Experimental Measurements and Instrumentation

1H NMR spectra were processed on a Varian 400 MHz spectrometer (www.varian.com). The pD assessments of the samples were balanced (±0.2 units) by including sufficient proportions of DCl or NaOD and recorded utilizing a WTW 330i with a WTW Sen Tix Mic glass anode (www.xylemanalytics.com). The UV–visible absorption spectra and emission spectra were measured on an FS5 spectrofluorometer (Edinburgh Instrument Ltd, Livingston, UK, www.edinst.com) at room temperature between 200 and 700 nm for UV–visible and 390–700 nm for fluorescence spectra. The excitation and emission monochromator slit width was set to 2 nm, except in any case indicated otherwise. The pH esteems were recorded utilizing a pH meter (WTW 300i furnished with a WTW Sen Tix Mic Glass terminal). A quartz cuvette (1 cm, 4.0 mL) was utilized in all spectroscopic estimations and was acquired from Starna Cell Inc. (Atascadero, CA, USA) (see the Supporting Information for details on the procedures for determination of pKa values).

Competitive Displacement Studies

The interaction of CAR with the complex of 4PBZC and CB7 was studied by weighing a calculated amount of CAR and dissolving in the stock solution of 4PBZC/CB7 to form 150 μM CAR (see the Supporting Information for details on the procedures and equation for determination of 1:1 and 2:1 binding affinities). This solution was added gradually to 2.4 mL of 4PBZC/CB7 inclusion complex in the quartz cuvette, followed by the estimation of the absorption and photoluminescence spectra upon each addition of CAR-contained solution (in μL). The pH of all solutions remains the same throughout the analysis, and experiments were carried out at room temperature.[42]

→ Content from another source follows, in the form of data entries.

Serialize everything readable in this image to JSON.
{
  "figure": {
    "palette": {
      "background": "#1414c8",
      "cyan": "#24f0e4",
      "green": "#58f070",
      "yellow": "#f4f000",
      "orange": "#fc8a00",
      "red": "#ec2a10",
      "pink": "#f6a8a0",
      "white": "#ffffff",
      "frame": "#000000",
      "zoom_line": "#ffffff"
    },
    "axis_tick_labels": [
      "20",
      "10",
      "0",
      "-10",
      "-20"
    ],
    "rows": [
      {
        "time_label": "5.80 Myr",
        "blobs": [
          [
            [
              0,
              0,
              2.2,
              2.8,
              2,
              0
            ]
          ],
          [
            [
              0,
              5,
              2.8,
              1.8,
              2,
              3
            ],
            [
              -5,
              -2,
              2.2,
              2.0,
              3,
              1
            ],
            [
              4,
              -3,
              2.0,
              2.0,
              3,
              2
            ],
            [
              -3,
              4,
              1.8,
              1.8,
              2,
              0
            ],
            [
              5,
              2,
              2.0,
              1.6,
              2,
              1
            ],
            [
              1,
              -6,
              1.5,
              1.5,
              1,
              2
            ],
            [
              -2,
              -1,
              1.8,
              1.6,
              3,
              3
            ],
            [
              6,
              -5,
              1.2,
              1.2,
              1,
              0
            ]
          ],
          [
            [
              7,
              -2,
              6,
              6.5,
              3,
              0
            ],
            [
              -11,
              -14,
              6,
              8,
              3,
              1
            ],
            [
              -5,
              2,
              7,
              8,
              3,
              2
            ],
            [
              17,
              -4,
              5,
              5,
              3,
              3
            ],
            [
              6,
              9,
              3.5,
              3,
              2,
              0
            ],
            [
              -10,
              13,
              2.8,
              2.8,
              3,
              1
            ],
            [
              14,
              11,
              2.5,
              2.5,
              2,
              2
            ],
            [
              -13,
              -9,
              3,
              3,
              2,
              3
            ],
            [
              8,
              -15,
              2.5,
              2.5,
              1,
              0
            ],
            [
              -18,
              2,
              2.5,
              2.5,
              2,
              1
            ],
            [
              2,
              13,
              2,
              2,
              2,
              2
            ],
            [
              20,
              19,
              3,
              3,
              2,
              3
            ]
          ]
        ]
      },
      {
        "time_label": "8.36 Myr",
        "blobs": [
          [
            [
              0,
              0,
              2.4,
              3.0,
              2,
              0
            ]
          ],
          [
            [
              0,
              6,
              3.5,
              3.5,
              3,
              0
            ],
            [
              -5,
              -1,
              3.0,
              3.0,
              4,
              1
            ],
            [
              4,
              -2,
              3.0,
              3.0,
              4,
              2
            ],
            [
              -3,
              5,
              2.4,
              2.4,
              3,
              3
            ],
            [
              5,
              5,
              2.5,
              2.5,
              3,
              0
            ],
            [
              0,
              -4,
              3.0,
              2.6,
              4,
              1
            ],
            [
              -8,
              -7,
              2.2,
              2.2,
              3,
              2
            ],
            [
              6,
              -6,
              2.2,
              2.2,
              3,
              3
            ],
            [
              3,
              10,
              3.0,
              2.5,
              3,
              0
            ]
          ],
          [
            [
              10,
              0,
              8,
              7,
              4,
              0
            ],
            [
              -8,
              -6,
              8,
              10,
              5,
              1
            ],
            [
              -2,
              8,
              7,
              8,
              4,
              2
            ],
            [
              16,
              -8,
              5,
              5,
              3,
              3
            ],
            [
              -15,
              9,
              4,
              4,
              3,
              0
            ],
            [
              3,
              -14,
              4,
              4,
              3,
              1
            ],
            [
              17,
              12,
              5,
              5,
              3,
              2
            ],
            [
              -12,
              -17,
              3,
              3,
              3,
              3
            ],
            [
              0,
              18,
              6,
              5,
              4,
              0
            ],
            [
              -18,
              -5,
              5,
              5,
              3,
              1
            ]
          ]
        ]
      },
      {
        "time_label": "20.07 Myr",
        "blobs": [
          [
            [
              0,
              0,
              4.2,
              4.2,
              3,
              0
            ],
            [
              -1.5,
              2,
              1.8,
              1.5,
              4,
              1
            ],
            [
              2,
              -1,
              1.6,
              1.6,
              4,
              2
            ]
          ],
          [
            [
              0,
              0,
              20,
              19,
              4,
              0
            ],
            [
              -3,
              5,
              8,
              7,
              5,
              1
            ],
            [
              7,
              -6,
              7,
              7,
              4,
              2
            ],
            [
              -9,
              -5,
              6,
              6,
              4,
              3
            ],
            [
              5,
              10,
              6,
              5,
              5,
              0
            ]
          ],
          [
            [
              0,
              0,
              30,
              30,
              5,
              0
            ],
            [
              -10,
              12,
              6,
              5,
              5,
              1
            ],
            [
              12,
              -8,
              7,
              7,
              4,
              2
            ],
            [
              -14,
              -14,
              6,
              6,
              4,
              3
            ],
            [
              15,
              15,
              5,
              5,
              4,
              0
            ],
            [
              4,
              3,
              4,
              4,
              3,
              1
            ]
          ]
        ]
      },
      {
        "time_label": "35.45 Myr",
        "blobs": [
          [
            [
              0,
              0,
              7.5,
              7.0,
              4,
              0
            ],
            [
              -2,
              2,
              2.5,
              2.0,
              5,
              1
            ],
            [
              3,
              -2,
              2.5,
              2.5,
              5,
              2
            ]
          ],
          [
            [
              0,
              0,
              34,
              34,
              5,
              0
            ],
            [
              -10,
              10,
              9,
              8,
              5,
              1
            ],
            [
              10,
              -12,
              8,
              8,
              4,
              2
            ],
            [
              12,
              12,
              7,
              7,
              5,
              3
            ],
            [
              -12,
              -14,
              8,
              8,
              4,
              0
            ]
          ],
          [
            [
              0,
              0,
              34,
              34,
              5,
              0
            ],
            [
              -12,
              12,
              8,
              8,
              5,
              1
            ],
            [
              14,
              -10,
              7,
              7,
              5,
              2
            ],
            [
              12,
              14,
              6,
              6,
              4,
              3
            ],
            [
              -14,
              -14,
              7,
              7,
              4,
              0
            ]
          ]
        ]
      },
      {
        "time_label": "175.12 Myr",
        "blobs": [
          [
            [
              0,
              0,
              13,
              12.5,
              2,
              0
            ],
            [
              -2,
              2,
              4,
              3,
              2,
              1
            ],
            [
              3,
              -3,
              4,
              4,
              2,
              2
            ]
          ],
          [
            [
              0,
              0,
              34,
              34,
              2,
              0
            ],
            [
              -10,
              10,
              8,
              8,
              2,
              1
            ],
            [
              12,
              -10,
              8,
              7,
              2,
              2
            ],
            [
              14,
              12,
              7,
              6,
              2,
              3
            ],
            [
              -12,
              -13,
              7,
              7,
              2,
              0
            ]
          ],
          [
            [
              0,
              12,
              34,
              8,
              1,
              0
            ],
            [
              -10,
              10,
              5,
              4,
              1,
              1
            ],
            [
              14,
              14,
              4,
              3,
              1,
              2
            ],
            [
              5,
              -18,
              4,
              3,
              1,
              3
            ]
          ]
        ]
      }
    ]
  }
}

Sensitivity of the 4PBZC/CB7 Sensor

The sensor affectability or sensibility was controlled by estimating the fluorescence reaction of the complex of 4PBZC and CB7 at various concentrations of CAR. 1600 μL of CAR solution (prepared in the 4PBZC/CB7 stock solution) was included gradually to 4PBZC/CB7 (2400 μL), which was then positioned on the fluorescence cuvette quartz. The alignment/calibration curve was obtained by plotting the realized concentration against the maximum intensity of every addition at 430 nm. In determining the LOD, the emission intensity of a free 4PBZC/CB7 solution was measured multiple times to decide the standard deviation, which was increased by 3 and divided by the incline value obtained (slope) from the alignment/calibration curve (slope = −2 × 1010). With respect to other analytical parameters, we have included the limit of quantification, which is equivalent to the standard deviation of 20 clear/free estimations duplicated by 10 and further partitioned by the gradient (slope) of the standard adjustment/calibration curve ranging from 0 to 1000 μL.

DFT Calculations

All calculations were performed with Gaussian 09.[38] The ground-state geometries were optimized using density functional theory, DFT, in the gas phase. The M06-2X method was used for the full optimization with the 6-31G* basis set. Minima of the calculated structures were characterized by the absence of imaginary frequencies. The calculations for the HOMO and LUMO frontier orbital energies were obtained using time-dependent-DFT at the M06-2X/6-311++G** level of theory.